We have studied the damage in ferrimagnetic yttrium iron garnet, Y3Fe5O12 or YIG, produced by energetic heavy ion bombardment, for which the electronic stopping power is much higher than the nuclear stopping power. Epitaxial thin films of YIG on (111)-Gd3Ga5O12 substrates were thus irradiated at room temperature with 50 MeV S-32, 50 MeV Cu-63, 235 MeV Kr-84, and with 59 MeV, 185 MeV and 792 MeV Xe-132 ion beams. The film thicknesses were always smaller than the ion mean projected ranges, in order to avoid implantation effects in the layers. The resulting damage was then studied by high resolution X-ray diffraction, channeling Rutherford backscattering (RBS) spectroscopy and room temperature magnetization measurements. After these ion irradiations, the structural as well as the ferrimagnetic long-range orders are progressively destroyed. X-ray measurements on Kr-84 irradiated samples show the presence of compressive lateral macrostresses in the films due to the coexistence of crystalline and disordered phases. These stresses are partly relaxed away at high fluences, when the amount of disordered phase is high enough (around 45%).
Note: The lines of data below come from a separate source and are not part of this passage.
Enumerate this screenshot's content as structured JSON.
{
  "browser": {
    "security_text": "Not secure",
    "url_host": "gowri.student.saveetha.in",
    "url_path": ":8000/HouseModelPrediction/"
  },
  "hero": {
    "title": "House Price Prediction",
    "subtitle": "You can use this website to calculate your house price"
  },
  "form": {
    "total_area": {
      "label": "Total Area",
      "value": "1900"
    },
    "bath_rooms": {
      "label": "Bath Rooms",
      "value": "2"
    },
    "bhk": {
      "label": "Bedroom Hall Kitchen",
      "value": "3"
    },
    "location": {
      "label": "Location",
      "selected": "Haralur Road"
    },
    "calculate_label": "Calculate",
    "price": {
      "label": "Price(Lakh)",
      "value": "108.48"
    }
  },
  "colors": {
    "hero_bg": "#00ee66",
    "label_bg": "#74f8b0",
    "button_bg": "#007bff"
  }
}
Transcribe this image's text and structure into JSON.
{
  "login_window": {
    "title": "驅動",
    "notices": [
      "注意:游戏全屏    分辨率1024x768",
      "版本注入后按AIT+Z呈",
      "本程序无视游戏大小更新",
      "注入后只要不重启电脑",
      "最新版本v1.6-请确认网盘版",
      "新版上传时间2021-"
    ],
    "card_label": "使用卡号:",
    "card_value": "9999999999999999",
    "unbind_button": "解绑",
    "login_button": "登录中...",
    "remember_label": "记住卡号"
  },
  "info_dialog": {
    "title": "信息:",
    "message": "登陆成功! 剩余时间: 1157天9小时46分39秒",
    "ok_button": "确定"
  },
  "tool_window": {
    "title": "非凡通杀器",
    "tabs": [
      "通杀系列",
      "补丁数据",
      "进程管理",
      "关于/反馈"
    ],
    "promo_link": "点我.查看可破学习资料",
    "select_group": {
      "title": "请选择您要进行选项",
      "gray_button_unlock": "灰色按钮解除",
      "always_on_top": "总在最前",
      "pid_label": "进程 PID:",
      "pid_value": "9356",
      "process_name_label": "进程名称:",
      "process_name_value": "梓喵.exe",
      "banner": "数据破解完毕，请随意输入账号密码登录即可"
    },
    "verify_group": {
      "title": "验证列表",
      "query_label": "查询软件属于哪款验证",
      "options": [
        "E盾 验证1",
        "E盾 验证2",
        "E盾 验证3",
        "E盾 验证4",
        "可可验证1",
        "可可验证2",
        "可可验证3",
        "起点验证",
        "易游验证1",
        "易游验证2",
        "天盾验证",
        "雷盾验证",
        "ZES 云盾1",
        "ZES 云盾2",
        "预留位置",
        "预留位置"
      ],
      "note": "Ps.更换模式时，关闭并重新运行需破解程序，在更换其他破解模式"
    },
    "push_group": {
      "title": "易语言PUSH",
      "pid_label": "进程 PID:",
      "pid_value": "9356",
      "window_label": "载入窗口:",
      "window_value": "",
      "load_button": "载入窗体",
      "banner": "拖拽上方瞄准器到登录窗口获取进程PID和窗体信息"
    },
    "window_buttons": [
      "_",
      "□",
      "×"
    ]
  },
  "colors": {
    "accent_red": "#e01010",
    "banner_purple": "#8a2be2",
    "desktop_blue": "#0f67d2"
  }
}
Cross section data for this damage process are deduced from the RBS and 300 K saturation magnetization measurements for six different values of the electronic energy loss, between 7 and 27 MeV mu-m-1. The damage cross section increases nonlinearly as a function of the electronic stopping power, then seems to level off above 22 MeV mu-m-1. However, the comparison with previous works indicates that the electronic stopping power might not be the only key-parameter in this process, where the ion beam energy parameters might play some role.